The FishNet functions

Your program will require a set of functions, called the FishNet package, written to make communicating with the server easier. You can download FishNet.java off the `Assignments' section of the course Web page. You should include this in your project, with Console.java and your own program.

Also on the Web page is the FishHuman package. It implements the same functions as in FishNet. If you put it in the project instead of FishNet, then your program will play the user without connecting to the server at all. This may be useful for debugging. The FishHuman and FishNet packages provide identical functions. (For example, the name of FishNet.connect does not change to FishHuman.connect.)

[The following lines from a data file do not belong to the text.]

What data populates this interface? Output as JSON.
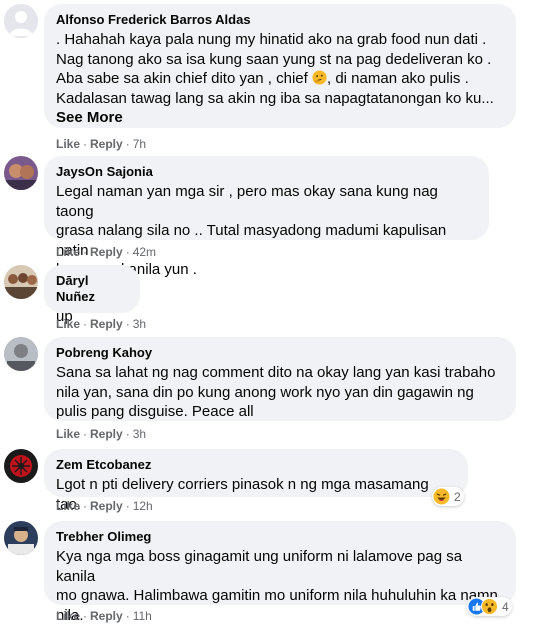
{
  "comments": [
    {
      "name": "Alfonso Frederick Barros Aldas",
      "lines": [
        ". Hahahah kaya pala nung my hinatid ako na grab food nun dati .",
        "Nag tanong ako sa isa kung saan yung st na pag dedeliveran ko .",
        "Aba sabe sa akin chief dito yan , chief",
        ", di naman ako pulis .",
        "Kadalasan tawag lang sa akin ng iba sa napagtatanongan ko ku..."
      ],
      "see_more": "See More",
      "like": "Like",
      "reply": "Reply",
      "time": "7h"
    },
    {
      "name": "JaysOn Sajonia",
      "lines": [
        "Legal naman yan mga sir , pero mas okay sana kung nag taong",
        "grasa nalang sila no .. Tutal masyadong madumi kapulisan natin",
        "bagay sa kanila yun ."
      ],
      "like": "Like",
      "reply": "Reply",
      "time": "42m"
    },
    {
      "name": "Dāryl Nuñez",
      "lines": [
        "up"
      ],
      "like": "Like",
      "reply": "Reply",
      "time": "3h"
    },
    {
      "name": "Pobreng Kahoy",
      "lines": [
        "Sana sa lahat ng nag comment dito na okay lang yan kasi trabaho",
        "nila yan, sana din po kung anong work nyo yan din gagawin ng",
        "pulis pang disguise. Peace all"
      ],
      "like": "Like",
      "reply": "Reply",
      "time": "3h"
    },
    {
      "name": "Zem Etcobanez",
      "lines": [
        "Lgot n pti delivery corriers pinasok n ng mga masamang tao."
      ],
      "like": "Like",
      "reply": "Reply",
      "time": "12h",
      "reaction_count": "2",
      "reaction_icon": "laugh-emoji-icon"
    },
    {
      "name": "Trebher Olimeg",
      "lines": [
        "Kya nga mga boss ginagamit ung uniform ni lalamove pag sa kanila",
        "mo gnawa. Halimbawa gamitin mo uniform nila huhuluhin ka namn",
        "nila."
      ],
      "like": "Like",
      "reply": "Reply",
      "time": "11h",
      "reaction_count": "4",
      "reaction_icon": "like-wow-emoji-icon"
    }
  ],
  "colors": {
    "bubble": "#f0f2f5",
    "meta": "#65676b",
    "like_blue": "#1877f2",
    "emoji_yellow": "#f7b928"
  }
}
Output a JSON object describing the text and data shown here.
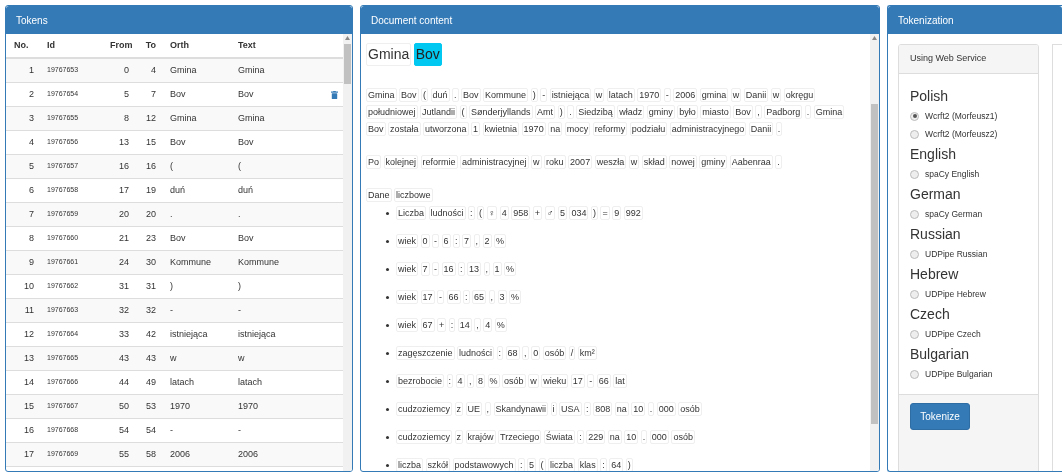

void FishNet.connect(String opponent): Connect with the server, with opponent as the name of the opponent. We have wired several sleepless players to the server named (in increasing order of suspected worthiness) spot, bob, and carrie. If you want to play against a classmate's program or your own program, you can pass the name of the computer as the parameter (truffle, for example). In this case the game will not begin until a program runs on truffle naming your computer as an opponent. To connect to the server with the user's preferred opponent, include the line
  FishNet.connect(Console.readString());
in your program.
int[] FishNet.getMessage(): Wait for the next message from the server and return it. To use this function, you will want to store the return value in a variable.
  int[] message = FishNet.getMessage();
The return value, message, encodes the server's message. The first element, message[0], indicates what type of message it is. There are several possibilities. (You do not necessarily need to use all of these in a significant way, but your program should be ready for all cases.)
FishNet.OP_REQUEST: The opponent requested cards of rank message[1]. The server automatically gives your cards to the opponent; it notifies you of the requests so that you can update your own hand. (It will notify you even if you replied, ``Go, fish.'')
FishNet.OP_YOUR_TURN: The server is waiting for you to request another rank from the opponent. The server will send this message every time it is ready for a new request (even in the middle of a turn).
FishNet.OP_GO_FISH: You have drawn a card. The value of message[1] gives the rank of the card you draw. This occurs at the beginning of the game (when you draw 7 cards) and later when your opponent does not have any cards of a rank you request.
FishNet.OP_HAND_CARD: In response to your last request, the opponent handed you message[1] cards of rank message[2].
FishNet.OP_BOOK: The opponent completed a book of rank message[1]. (Your program may do nothing for this message.)
FishNet.OP_GAME_OVER: The game is over; the value of message[1] indicates the result.
FishNet.GAME_SELF_WON: You won.
FishNet.GAME_OPPONENT_WON: Your opponent won.
FishNet.GAME_TIE: The game is a tie.
FishNet.OP_ERROR: An error has occurred. FishNet will print a string describing this error to Console, but your program will be notified also. The value of message[1] is a number describing the error. (You will probably do nothing for these messages. A working program will never cause an error; but other problems with the server or the opponent may still cause it to be sent.)
void FishNet.requestCard(int rank): Send a message to the server requesting cards of rank rank from the opponent. To request cards of rank 0, for example, you would write
  FishNet.requestCard(0);
void FishNet.passTurn(): (Use this function only if it is clearly a strategic move; you do not complete Level 1 by repeatedly passing turns.) Tell the server that you skip the remainder of your turn. You will not draw a card for your first pass. If you pass several times with no intervening requests to the opponent, the server will give you a card for each pass after the first one.